Nachdem ich mich ja nun im Winter lang und breit darüber ausgelassen habe, welche Schwierigkeiten und Verzögerungen sich bei der Korsettversorgung für meinen Sohn ergeben haben – samt der leider daraus entstandenen massiven Verschlechterung um etwa 10° auf 48 ° nach Cobb – will ich nun auch berichten, dass es glücklicherweise wenigstens so scheint, dass der Medizinische Dienst der Krankenkassen sowie die Krankenkasse selbst, lernfähig sind.Als einige Wochen nach der Verschreibung des neuen Cheneau-Korsetts ein Brief der Krankenkasse ins Haus flatterte – der Antrag auf Kostenübernahme sei eingegangen und zur abschließenden Klärung seien noch ein paar Rückfragen erforderlich – hatte ich sofort einen Klumpen im Magen.

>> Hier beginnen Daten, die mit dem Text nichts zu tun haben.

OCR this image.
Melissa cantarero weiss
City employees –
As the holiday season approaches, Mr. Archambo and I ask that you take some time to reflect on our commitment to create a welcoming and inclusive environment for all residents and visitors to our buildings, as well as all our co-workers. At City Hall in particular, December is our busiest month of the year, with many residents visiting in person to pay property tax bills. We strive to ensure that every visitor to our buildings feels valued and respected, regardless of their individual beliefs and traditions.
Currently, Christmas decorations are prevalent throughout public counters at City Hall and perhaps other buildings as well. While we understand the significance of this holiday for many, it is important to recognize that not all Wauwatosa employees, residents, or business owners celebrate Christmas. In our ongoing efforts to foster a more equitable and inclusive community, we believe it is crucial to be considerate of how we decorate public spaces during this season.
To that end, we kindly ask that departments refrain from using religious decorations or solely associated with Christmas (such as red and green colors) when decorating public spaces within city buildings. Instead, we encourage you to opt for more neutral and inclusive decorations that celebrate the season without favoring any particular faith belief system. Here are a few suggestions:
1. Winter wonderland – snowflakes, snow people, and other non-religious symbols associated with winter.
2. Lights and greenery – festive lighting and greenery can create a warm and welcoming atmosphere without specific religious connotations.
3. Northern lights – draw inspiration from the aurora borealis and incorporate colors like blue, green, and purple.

Sollte es etwa schon wieder losgehen? Ich ließ ein paar Tage verstreichen, rief dann bei der Krankenkasse an und schilderte was letztes Mal geschehen war und dass ich Bedenken hätte, dass es wieder so lange dauern würde. Die Sachbearbeiterin sagte mir, sie wolle beim Medizinischen Dienst nachhaken und würde sich wieder bei mir melden.
Als sie mir kurz darauf mitteilte, man habe ihr beim Dienst gesagt, man werde sich um Eile bemühen, war ich ehrlich gesagt ziemlich skeptisch, aber tatsächlich bekam ich wenige Tage später einen Anruf, das Korsett sei genehmigt – puh!
Vielleicht hat also der Bericht, den der behandelnde Orthopäde nach dem letzten Genehmigungsmarathon sachlich aber deutlich geschrieben hat, doch ein paar Augen geöffnet. Spät, aber immerhin wenigstens das.